How to use cores across nodes?

Is there a special key or flag that we have to use in numpyro to enable the use of cores across nodes? Let’s say we want to run a 80 core job. Our cluster has 40 cores per node. So, we are allocating 2 nodes with 40 cores each using a SLURM script. Thereafter, we login to the nodes and do an htop -u $USER. This shows us that ALL the cores in one of the nodes is being used and NONE in the other node.

From going though various JAX discussion and issues, I guess the answer is to figure out how to run JAX codes on multi-nodes? It doesn’t seem to be anything to do with numpyro.

I have found a way to parallelize a JAX code across nodes using https://mpi4jax.readthedocs.io. But is there a reason to suspect that this would interfere with the way numpyro internals are written (for example pmap etc)?

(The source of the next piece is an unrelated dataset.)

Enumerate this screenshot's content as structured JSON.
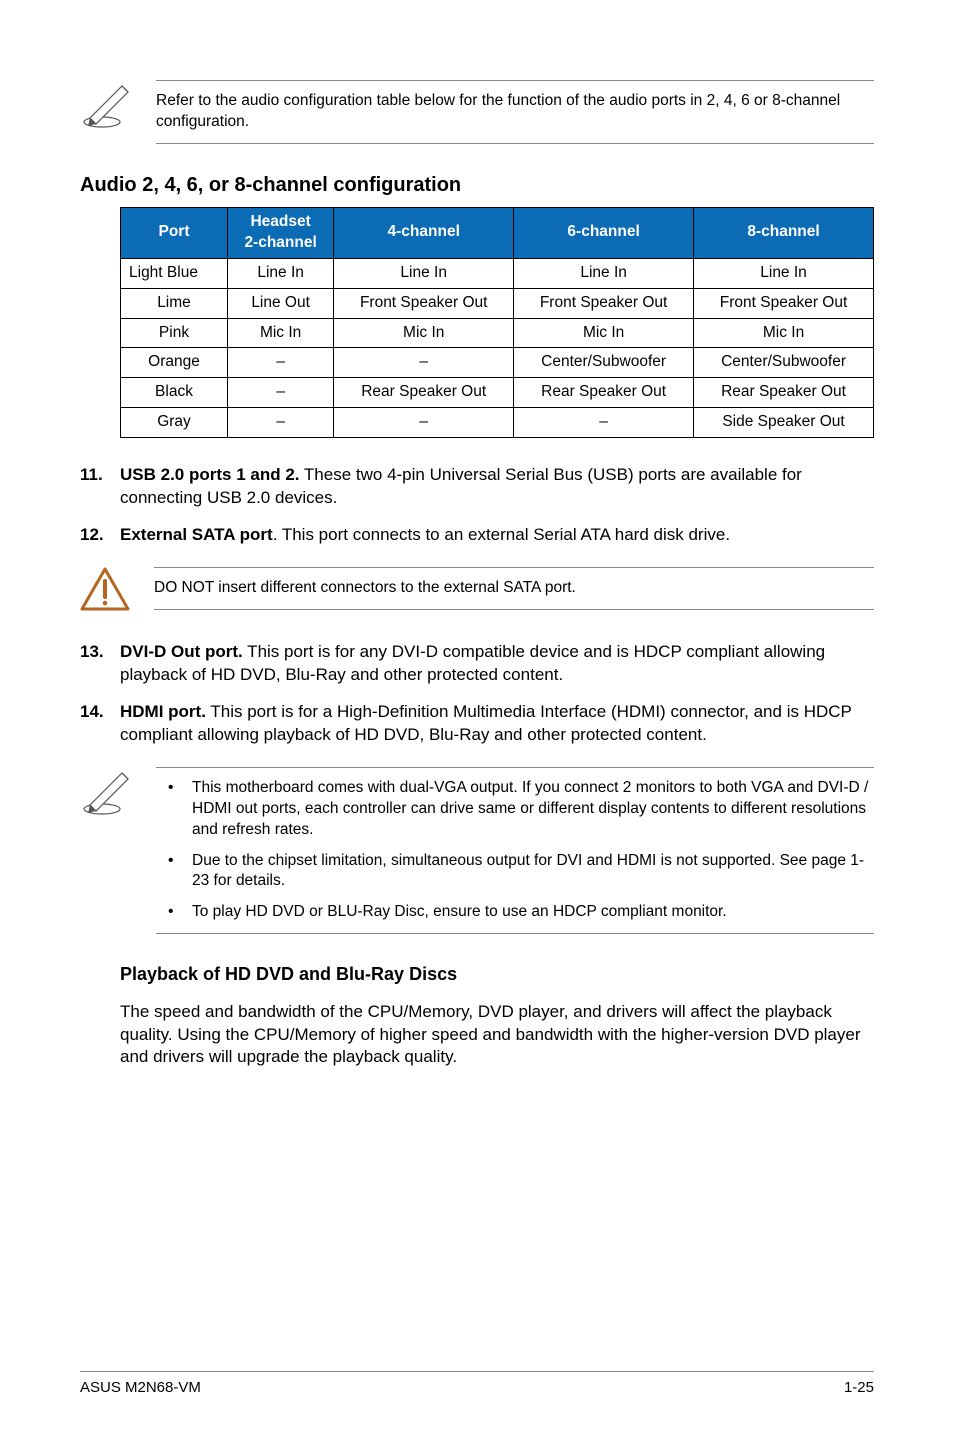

I don’t know how pmap works with other frameworks but you can try. By the way, using the multi-chain feature of MCMC is unnecessary. You can just use MCMC with q single chain, then parallel it the way you want. For example, the following code should give similar performance as if you use num_chains=4:

def get_samples(rng_keys):
    mcmc = MCMC(..., num_chains=1)
    mcmc.run()
    return mcmc.get_samples()

chain_samples = jax.pmap(get_samples)(random.split(random.PRNGKey(0), 4))
1 Like

Thanks a lot. This confirms what we have been guessing till now. I assume though that this is equivalent to running 4 different instances of the single chain inversion on a single node with multiple cores. It would, perhaps, still not detect cores in other nodes. Sigh!